Sônia e Ana Maria saem da cozinha conversando animadamente quando Otaviano chega da empresa.
-Boa noite.
-Oi, meu amor. Como foi- dá um beijo- lá na gravadora hoje.
-Meu dia ainda não acabou. Sônia, mande pôr mais um lugar à mesa.
-Por quê? Quem vai visitar a gente a essa hora?
-Humberto Meirelles. Marquei uma reunião com ele, mas ele não pôde vir. Era o único horário que ele tinha disponível...
-Calma, Otaviano. Primeiro me explica: quem é esse Humberto?
-Como “quem é esse Humberto?”, Ana Maria? É o presidente da “TimBRe” Internacional.
-Você nunca me apresentou esse homem.
-Porque não achei necessário. Você não vai à empresa.
-Bom, porque eu sei que estou sendo muito bem representada lá, mas quero conhecer os funcionários da empresa que meus pais criaram.

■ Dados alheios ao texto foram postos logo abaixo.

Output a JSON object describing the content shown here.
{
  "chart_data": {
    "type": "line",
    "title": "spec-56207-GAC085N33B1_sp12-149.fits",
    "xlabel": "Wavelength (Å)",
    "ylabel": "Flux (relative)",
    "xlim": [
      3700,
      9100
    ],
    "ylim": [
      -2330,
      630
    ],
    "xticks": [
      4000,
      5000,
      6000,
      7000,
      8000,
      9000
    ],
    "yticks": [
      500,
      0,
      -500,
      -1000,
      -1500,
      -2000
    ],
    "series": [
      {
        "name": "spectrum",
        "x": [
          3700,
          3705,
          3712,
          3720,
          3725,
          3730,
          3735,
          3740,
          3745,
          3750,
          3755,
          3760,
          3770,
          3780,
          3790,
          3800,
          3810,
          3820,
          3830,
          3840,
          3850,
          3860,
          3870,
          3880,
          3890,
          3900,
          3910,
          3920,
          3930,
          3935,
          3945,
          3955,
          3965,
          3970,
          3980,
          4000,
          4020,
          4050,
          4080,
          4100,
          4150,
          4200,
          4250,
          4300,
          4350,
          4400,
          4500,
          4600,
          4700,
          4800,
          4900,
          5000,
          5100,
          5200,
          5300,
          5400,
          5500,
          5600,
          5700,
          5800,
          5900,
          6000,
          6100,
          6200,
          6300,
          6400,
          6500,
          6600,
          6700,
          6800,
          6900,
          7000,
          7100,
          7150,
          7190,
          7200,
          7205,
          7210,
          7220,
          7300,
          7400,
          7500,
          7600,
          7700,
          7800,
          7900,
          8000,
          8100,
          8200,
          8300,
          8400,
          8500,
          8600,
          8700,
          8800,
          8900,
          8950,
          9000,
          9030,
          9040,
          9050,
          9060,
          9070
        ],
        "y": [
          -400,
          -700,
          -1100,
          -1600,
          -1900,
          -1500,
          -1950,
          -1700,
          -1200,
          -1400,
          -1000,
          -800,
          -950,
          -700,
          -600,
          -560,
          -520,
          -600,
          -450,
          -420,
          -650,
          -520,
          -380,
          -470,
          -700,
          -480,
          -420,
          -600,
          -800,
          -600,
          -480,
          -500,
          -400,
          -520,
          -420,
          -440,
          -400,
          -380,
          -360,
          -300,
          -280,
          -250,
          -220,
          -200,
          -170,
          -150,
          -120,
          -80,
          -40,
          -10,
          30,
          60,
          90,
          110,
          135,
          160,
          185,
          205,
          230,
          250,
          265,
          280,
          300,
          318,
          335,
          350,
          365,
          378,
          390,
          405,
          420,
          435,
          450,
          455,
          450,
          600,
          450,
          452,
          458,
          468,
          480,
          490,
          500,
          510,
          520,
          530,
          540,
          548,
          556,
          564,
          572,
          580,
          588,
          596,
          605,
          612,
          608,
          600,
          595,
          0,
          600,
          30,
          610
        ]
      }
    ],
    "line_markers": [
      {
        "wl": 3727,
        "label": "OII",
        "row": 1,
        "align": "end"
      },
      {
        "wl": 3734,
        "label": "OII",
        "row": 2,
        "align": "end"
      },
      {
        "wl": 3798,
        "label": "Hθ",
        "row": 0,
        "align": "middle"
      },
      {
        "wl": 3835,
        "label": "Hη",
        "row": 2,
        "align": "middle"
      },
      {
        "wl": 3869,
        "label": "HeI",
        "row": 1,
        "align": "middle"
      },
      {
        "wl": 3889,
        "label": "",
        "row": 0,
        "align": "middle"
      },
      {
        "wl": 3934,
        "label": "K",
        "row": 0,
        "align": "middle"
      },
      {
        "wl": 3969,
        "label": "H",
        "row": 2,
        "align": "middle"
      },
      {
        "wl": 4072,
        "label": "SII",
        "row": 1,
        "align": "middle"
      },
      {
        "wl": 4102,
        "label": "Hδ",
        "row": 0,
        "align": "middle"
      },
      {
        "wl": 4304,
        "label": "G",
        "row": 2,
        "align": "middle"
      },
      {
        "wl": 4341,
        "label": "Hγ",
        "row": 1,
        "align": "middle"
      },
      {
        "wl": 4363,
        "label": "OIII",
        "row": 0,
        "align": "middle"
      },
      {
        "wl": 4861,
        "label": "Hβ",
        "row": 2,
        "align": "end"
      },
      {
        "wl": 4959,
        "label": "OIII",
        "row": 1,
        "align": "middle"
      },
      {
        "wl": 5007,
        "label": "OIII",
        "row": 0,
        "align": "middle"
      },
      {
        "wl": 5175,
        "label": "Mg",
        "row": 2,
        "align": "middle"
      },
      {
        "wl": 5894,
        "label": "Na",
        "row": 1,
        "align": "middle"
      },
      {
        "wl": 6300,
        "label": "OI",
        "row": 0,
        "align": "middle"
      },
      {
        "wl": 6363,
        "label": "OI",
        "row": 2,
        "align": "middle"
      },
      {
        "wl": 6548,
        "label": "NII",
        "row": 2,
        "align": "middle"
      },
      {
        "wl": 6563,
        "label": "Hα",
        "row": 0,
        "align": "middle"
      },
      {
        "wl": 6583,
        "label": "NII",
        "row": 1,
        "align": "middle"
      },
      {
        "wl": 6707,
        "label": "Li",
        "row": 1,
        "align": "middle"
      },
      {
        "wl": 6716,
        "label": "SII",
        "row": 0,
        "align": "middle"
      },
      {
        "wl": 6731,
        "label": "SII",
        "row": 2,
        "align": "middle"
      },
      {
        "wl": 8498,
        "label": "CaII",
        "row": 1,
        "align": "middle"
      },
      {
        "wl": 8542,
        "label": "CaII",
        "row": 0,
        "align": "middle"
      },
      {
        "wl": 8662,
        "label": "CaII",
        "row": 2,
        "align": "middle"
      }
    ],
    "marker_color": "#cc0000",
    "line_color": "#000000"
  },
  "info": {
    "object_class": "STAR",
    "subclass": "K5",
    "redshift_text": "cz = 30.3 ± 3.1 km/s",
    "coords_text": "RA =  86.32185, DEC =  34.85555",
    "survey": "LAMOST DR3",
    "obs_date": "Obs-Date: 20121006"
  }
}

-E que eu eternizei no mercado. Arrume a mesa, Sônia. Ponha mais um lugar para o Humberto.
-Sim, senhor.
-Melhor ele ocupar o meu lugar- diz Yuri.
-Por que você chegou agora?
-Relaxa, eu estava andando de skate. Passei numa lanchonete e comi um X tudo. Não estou com fome, não precisa arrumar a mesa.
-Claro que precisa, Yuri. Suba e vá tomar um banho. Eu quero você pronto pra receber o Humberto.
-Olha, eu não sei quem é esse cara, mas eu não vou receber ele, não. Amanhã eu tenho aula e eu estou cansado pra caramba...
-Pensasse nisso antes de andar de skate a tarde toda.
-Otaviano...
-Quer deixar eu falar com o meu filho, por favor? Olha aqui, Yuri, Humberto Meirelles é uma pessoa importante e eu quero que você esteja presente com a sua mãe.
-Só se o senhor aumentasse minha mesada pra bancar o ator e fazer de conta que a gente é uma família feliz.
-Yuri...
-Deixa eu falar, mãe? Eu fico sempre todo arrumado, pronto na frente dos outros, como se eu vivesse tirando foto pra álbum. Mas você nem olha pra cara da minha mãe quando acorda, já dá um jeito de se enfurnar naquele prédio.
-Cobrança agora, garoto? Já se esqueceu de que é porque eu vivo enfurnado naquele prédio que você pode andar de skate por aí?
-Quer que eu devolva?
-Melhor essa conversa parar por aqui, Yuri.

-Pro senhor, é bom parar. Só que eu estou começando a falar agora.